È abbastanza comune sentir dire che la situazione è complessa, complicata, che quei due popoli si odiano, che la questione è religiosa e che sì, forse Israele viola il diritto internazionale e i diritti umani, ma in fondo è l’unica democrazia del Medio Oriente, mentre i palestinesi sono dei terroristi. Ma i ragazzi e le ragazze del Copernico volevano uscire dagli stereotipi e dalle informazioni distorte o omesse – colpevolmente, non solo a mio parere – dai nostri media. E allora ci è sembrato necessario fare opera di verità, raccontare i fatti, rompere le ragnatele, cercando di riportare la questione alla sua essenza, quella che racconta la storia attraverso la vita quotidiana e che va alle radici del problema.
Quello che è complesso si fa semplice: è la terra e il suo possesso la causa principale. Come ha scritto lo storico israeliano Ilan Pappe – ma i palestinesi lo dicevano da sempre, inascoltati – Israele ha praticato la pulizia etnica da quando ha proclamato il suo stato nel Maggio del 1948. A quel tempo, Israele rase al suolo più di 490 villaggi, e oltre 750.000 palestinesi dovettero lasciare le loro case e diventare profughi nei paesi confinanti o nella parte della Palestina storica, la Cisgiordania e Gaza. E da allora non vi hanno più fatto ritorno.

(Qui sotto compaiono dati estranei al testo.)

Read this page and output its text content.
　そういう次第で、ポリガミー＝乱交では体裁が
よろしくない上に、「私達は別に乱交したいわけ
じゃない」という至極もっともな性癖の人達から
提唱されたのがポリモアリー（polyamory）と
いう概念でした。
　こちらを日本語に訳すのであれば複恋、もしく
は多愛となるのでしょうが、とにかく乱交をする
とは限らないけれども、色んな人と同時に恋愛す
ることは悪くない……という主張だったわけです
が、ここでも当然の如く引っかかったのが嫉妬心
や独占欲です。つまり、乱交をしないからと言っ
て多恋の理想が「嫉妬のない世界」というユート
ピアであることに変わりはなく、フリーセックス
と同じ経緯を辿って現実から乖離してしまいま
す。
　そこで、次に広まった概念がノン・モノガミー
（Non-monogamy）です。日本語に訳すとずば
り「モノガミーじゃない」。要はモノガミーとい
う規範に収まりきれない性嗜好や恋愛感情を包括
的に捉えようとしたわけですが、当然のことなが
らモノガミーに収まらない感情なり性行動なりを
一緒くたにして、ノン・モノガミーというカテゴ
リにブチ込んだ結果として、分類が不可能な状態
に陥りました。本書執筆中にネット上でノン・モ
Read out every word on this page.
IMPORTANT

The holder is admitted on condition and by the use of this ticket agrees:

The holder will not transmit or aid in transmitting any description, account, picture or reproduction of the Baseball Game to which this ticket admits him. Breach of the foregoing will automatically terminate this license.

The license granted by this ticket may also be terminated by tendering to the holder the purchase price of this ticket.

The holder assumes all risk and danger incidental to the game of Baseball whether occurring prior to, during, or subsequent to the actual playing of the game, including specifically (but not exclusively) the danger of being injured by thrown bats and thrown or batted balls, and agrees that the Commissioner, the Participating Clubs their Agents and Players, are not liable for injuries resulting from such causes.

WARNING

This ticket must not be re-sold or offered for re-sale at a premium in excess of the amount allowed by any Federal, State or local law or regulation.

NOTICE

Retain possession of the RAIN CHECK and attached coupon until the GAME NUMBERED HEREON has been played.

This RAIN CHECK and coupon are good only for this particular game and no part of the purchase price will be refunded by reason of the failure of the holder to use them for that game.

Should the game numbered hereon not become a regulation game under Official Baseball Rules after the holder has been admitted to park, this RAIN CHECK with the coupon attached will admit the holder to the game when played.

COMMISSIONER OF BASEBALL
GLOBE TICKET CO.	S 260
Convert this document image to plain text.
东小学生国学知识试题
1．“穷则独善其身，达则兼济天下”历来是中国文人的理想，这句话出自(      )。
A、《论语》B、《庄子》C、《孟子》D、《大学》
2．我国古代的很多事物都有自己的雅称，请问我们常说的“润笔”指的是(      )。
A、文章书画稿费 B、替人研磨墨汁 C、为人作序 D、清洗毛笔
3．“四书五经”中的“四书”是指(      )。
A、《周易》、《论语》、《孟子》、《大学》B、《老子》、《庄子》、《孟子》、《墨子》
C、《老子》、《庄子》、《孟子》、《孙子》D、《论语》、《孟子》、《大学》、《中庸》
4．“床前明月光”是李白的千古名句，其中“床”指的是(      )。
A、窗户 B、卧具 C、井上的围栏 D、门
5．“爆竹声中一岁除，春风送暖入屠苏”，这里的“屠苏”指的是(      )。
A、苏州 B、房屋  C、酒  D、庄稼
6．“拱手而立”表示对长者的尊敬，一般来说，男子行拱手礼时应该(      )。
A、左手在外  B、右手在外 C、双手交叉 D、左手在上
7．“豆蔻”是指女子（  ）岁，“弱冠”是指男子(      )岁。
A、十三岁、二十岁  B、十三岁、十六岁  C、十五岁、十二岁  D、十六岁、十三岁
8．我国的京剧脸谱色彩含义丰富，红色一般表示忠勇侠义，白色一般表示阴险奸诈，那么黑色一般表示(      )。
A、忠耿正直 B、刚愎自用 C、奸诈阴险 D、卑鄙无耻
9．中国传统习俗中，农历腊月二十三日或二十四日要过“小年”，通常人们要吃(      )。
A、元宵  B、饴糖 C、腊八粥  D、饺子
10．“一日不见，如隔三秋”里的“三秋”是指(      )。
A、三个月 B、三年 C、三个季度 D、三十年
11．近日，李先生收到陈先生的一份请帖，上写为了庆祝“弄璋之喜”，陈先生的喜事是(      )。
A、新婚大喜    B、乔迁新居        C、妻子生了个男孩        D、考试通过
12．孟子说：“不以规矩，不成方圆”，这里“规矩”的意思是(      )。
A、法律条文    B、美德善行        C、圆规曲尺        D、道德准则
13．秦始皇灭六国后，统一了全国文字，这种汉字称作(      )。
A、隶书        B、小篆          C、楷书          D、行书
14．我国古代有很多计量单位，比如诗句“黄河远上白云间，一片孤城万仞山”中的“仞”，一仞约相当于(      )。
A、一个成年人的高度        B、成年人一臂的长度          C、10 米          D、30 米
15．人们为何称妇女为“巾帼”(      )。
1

Quando poi nel 1967, con una guerra preventiva contro i paesi arabi vicini, Israele ha conquistato ed occupato militarmente i territori palestinesi ma anche il Golan siriano e pezzi del Sinai Egiziano, iniziò la costruzione delle colonie (illegali) nei territori occupati. Oggi, sul territorio palestinese che per la Comunità Internazionale dovrebbe essere lo Stato di Palestina ci sono, protetti dall’esercito israeliano, più di 700.000 coloni che sfruttano terra e acqua confiscate ai legittimi proprietari palestinesi.
Il collettivo del Copernico, con l’impegno manifestato in questi anni in difesa dei popoli oppressi come i curdi, la crisi in Cile e tante altre ingiustizie del nostro tempo, rompe lo stereotipo sui giovani italiani che, si dice, sono insensibili alla questioni politiche e sociali. Ho ascoltato Caterina, Giovanni e altri giovani attentissimi e sensibili ma anche preparati, con domande e opinioni non solo pertinenti ma che chiedevano un’assunzione di responsabilità da parte dei singoli, dell’Europa, dell’Onu.
Ho ammirato il loro desiderio di conoscere la situazione quotidiana, di cercare di capire cosa significhi per un giovane palestinese vivere sotto il tallone di ferro dell’occupazione militare israeliana senza mai avere conosciuto un giorno di libertà.
A differenza della maggioranza dei nostri politici, il collettivo del Copernico guarda con interesse e vuole capire il mondo. E come dice il prof. Lo Giudice, che insegna storia e filosofia, “è importante che ascoltino anche voci esterne all’ambito scolastico, portatrici di esperienze e testimonianze anche molto caratterizzate nelle loro posizioni, perché questo li aiuta a coltivare la loro autonomia e la loro capacità di giudizio critico”.
È per cose come queste che ho ragione ad amare ancora Bologna e tanti, seppur non tutti, bolognesi.